On a personal note, I’m not sure it WOULD’VE been all that much of a laugh if daddy had caught mommy kissing Santa Claus, underneath the mistletoe. That’s the destruction of a family …on Christmas, bro. Stop being such a player and check yourself. You don’t mess with another man’s wife …no matter how many presents you’re bringing.
Of course if the “mommy” in question was the one singing Santa Baby earlier, then maybe mommy has some problems of her own. This is what happens to a woman when she sets established patterns at Christmas parties where she gets drunk and roofied then gives her heart away …only to have it thrown back in her face the very next day. No wonder she has daddy issues and is projecting all of it onto this larger-than-life figure in a red suit. Santa is only human, after all. And he might not have even known she was married in the first place. Although, supposedly he sees you when you’re sleeping and knows when you’re awake …which terrifies me on several levels. At any rate …

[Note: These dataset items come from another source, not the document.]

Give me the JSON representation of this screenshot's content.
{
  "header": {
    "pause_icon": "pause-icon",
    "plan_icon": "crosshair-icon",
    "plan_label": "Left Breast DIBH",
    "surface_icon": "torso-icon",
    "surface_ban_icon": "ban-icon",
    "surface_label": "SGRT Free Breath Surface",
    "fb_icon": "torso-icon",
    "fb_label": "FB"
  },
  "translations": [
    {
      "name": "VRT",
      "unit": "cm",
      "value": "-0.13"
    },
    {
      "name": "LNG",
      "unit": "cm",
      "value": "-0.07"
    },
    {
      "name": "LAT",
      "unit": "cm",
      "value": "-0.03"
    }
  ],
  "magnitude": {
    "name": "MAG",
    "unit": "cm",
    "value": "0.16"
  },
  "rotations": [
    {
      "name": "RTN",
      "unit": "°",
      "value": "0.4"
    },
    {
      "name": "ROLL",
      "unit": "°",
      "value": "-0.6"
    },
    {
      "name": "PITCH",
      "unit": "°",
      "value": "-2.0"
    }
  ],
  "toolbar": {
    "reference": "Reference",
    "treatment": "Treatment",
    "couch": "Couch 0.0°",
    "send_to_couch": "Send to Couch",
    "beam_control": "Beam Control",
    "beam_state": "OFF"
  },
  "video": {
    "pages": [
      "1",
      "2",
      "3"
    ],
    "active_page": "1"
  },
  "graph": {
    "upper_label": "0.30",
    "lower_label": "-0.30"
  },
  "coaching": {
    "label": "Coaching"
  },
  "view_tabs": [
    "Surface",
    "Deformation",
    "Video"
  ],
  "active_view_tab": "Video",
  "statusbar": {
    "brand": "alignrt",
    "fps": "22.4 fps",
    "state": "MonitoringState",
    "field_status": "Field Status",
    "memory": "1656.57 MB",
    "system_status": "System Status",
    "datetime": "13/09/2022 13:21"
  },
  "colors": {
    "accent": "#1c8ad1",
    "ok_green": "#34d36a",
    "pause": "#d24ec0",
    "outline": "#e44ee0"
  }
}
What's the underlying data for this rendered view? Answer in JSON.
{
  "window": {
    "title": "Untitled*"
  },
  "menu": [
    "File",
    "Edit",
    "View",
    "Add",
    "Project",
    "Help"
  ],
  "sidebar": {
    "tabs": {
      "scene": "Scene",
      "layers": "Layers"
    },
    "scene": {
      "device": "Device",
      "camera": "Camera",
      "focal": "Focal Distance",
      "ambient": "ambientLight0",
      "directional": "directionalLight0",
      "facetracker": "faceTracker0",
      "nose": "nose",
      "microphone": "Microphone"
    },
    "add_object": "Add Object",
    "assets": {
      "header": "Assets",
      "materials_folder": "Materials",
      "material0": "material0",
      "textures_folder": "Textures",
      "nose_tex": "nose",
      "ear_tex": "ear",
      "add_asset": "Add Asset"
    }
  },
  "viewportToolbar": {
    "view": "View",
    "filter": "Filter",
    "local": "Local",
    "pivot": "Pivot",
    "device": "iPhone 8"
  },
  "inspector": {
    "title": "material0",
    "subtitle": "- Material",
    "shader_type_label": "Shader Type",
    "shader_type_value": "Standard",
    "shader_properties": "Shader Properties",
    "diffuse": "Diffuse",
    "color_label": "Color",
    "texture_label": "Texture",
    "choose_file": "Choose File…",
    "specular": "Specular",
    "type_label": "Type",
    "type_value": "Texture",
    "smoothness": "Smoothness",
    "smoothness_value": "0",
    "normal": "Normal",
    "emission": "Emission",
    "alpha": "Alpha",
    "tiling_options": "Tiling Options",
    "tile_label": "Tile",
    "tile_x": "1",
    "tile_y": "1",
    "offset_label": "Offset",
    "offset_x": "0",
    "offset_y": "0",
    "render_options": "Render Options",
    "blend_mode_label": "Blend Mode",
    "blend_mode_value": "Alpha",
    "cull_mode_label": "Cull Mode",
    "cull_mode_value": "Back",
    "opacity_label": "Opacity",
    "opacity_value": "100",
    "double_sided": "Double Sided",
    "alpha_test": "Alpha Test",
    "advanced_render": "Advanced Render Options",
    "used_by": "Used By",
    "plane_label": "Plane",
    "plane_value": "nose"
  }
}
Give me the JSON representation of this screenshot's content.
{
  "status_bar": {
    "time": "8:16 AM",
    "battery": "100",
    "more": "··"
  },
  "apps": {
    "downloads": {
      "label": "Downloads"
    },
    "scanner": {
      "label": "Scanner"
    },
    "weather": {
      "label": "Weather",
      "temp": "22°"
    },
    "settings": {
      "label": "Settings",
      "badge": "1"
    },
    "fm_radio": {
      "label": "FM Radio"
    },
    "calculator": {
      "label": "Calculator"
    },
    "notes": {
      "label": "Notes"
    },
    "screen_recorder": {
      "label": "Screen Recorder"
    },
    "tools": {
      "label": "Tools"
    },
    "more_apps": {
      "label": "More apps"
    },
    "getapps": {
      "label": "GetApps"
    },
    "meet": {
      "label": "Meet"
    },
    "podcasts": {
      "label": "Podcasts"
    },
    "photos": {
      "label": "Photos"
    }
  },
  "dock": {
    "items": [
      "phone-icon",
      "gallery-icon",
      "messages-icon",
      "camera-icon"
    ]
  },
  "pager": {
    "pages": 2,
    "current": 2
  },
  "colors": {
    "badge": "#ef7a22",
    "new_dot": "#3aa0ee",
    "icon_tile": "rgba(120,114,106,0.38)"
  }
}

I suppose you have to kind of look the other way and just let Christmas music be what it is. All-in-all, I love pretty much all of it.
The Christmas song is the one musical experience we all participate in …together. And that’s a good thing. It’s like the nursery rhyme we continue to allow ourselves to sing, as adults. And nobody judges you for it …unless you’re buying pumps for your dying mother on Christmas eve.